Frech trällern alle zusammen und lachen einem Publikum – dieses durchaus geneigt zum Mitträllern – frech ins Gesicht. Lassen es stehen am Abgrund einer Generalpause. Zahlendes Publikum sollte sich veräppelt fühlen. Die Zitate aus der Kaiserhymne und besonders die von fern herüberklingende Wiederholung des Themas rühren zu Tränen – die natürlich genau so falsch sind, wie Ernst Marikschas Sissy-Filme. Weltkrieg I lässt grüßen.

Der Schatzwalzer in der Bearbeitung von Anton Webern war in der Wiedergabe von Kopatchinskaja & Friends volkstümlicher, ein wenig derber, nicht ganz so entlarvend – aber nicht weniger bildhaft und virtuos hingedreht. Der Walzer für das gemeine Volk im Prater, das wohl schunkeln, aber kaum frei atmen durfte zu Lebzeiten des Schöpfers der Originalkomposition. Und das zielstrebig auf Nationalismus, Nazismus und – letztlich – Weltkrieg II hinsteuerte zu Lebzeiten des Bearbeiters.
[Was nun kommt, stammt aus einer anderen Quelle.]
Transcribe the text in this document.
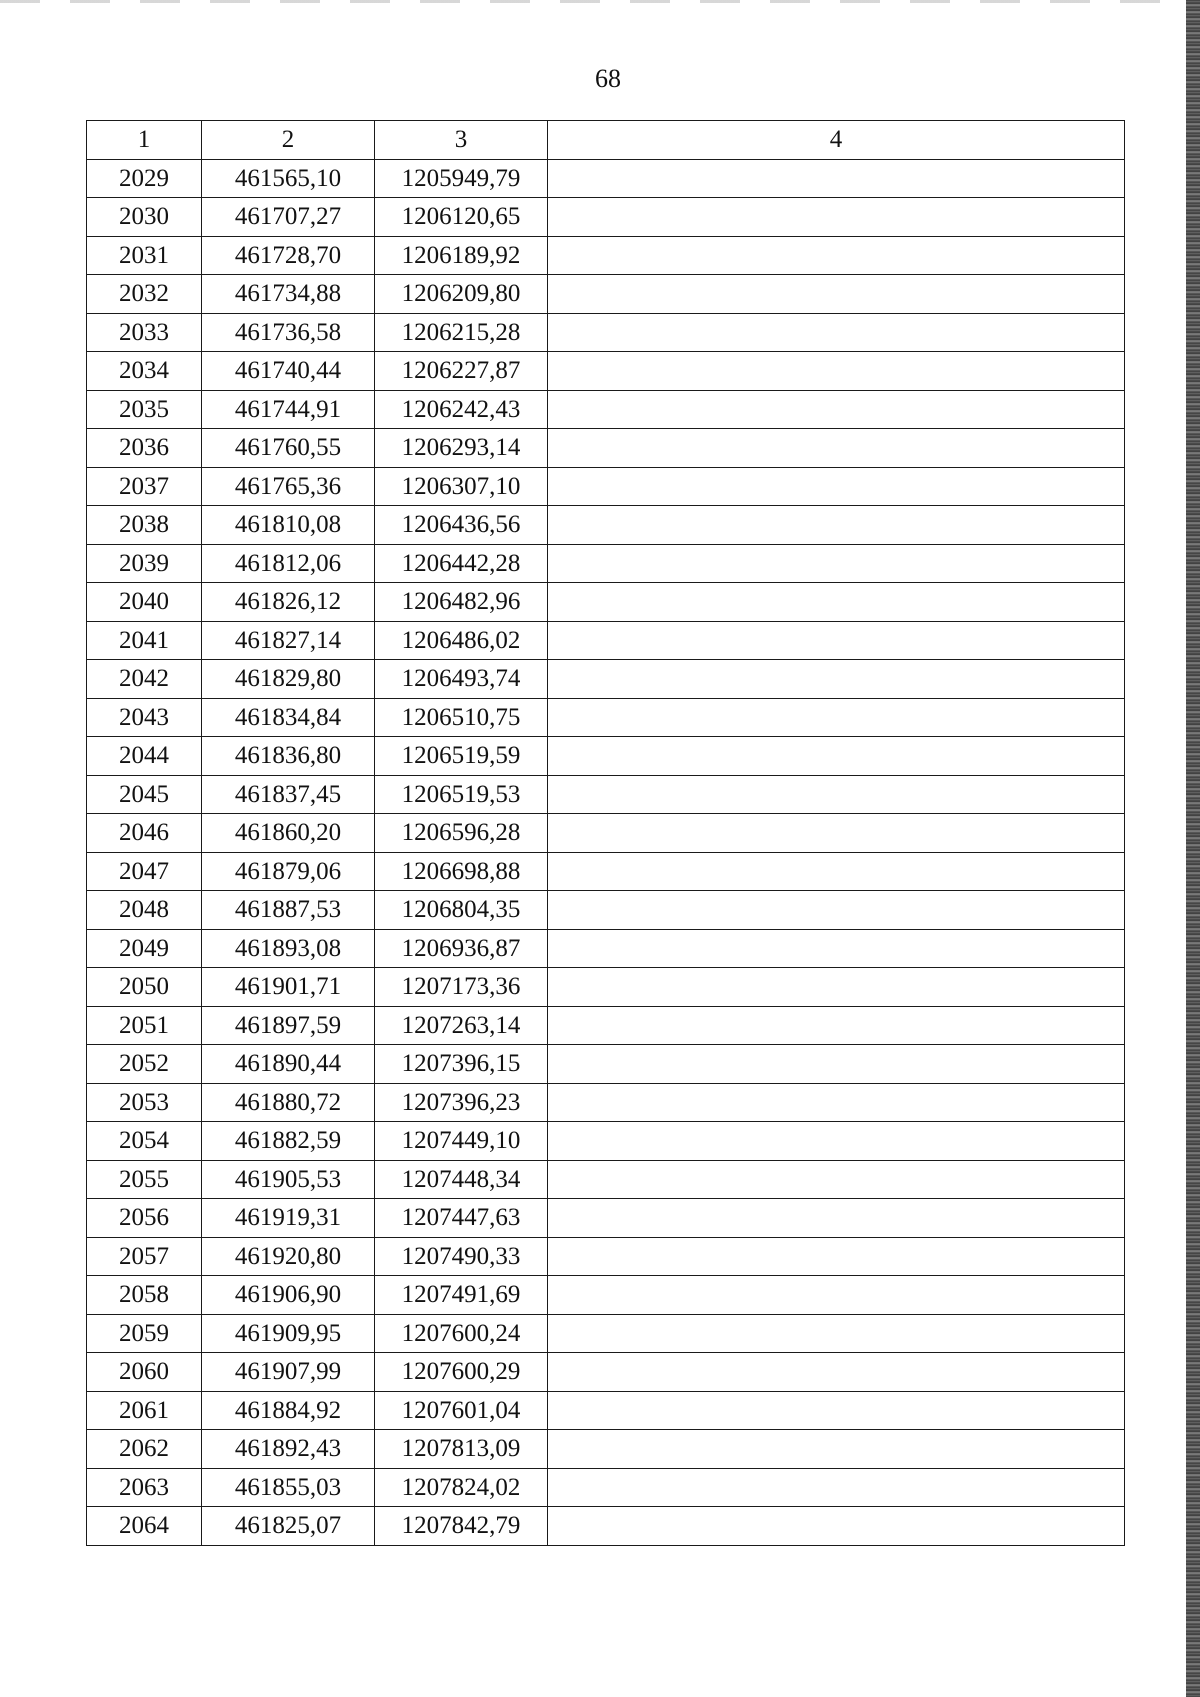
68
1	2	3	4
2029	461565,10	1205949,79	
2030	461707,27	1206120,65	
2031	461728,70	1206189,92	
2032	461734,88	1206209,80	
2033	461736,58	1206215,28	
2034	461740,44	1206227,87	
2035	461744,91	1206242,43	
2036	461760,55	1206293,14	
2037	461765,36	1206307,10	
2038	461810,08	1206436,56	
2039	461812,06	1206442,28	
2040	461826,12	1206482,96	
2041	461827,14	1206486,02	
2042	461829,80	1206493,74	
2043	461834,84	1206510,75	
2044	461836,80	1206519,59	
2045	461837,45	1206519,53	
2046	461860,20	1206596,28	
2047	461879,06	1206698,88	
2048	461887,53	1206804,35	
2049	461893,08	1206936,87	
2050	461901,71	1207173,36	
2051	461897,59	1207263,14	
2052	461890,44	1207396,15	
2053	461880,72	1207396,23	
2054	461882,59	1207449,10	
2055	461905,53	1207448,34	
2056	461919,31	1207447,63	
2057	461920,80	1207490,33	
2058	461906,90	1207491,69	
2059	461909,95	1207600,24	
2060	461907,99	1207600,29	
2061	461884,92	1207601,04	
2062	461892,43	1207813,09	
2063	461855,03	1207824,02	
2064	461825,07	1207842,79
Eröffnet wurde das Konzert am Donnerstag (12.8.) im Großen Saal des Mozarteums mit einem Amuse-Gueule auf Haubenniveau, dem Presto c-Moll Wq114/3 von Carl Philip Emanuel Bach in einer Bearbeitung von Patricia Kopatchinskaja, eine Art Pizzicato-Galopp im Pianissimo, der wundersam zu den Walzern gepasst hat. Man hat sich auf die Zugabe einer solchen Miniatur oder, noch besser, eines weiteren Walzers gefreut. Ist aber nichts gekommen.

So endete das Konzert mit der eigentlichen Hauptsache, Schönbergs Pierrot lunaire, die musikantisch natürlich mitreißend – klangvoll, differentziert, rhythmisch pointiert – daher gekommen ist, aber komplett des Textes entbehrte. Patricia Kopatchinskaja gab als Rezitatorin einen liebenswürdigen Pierrot im netten Kostüm (weiß geschminkt sogar, heldenhaft angesichts der Hitze) mit ein paar netten Requisiten. Etwa der „dürren Dirne“ aus dem Galgenlied. Hübsche szenische und lichttechnische Effekte (Mond auf die Orgel projiziert oder Mondfleck auf den Mantel genäht) sind immer gut gemeint und bleiben immer simple Verdoppelung. Die Sprecherin Kopatchinskaja hat aber vor allem Sound geliefert, ein wenig sopranig-piepsig gekreischt. Vom Text ist so gut wie nichts angekommen. Was Pierrot lunaire natürlich ad absurdum führt. Macht aber fast gar nix. Die Walzer, mit der Geigerin Kopatchinskaja als Stimmführerin, bleiben in Erinnerung.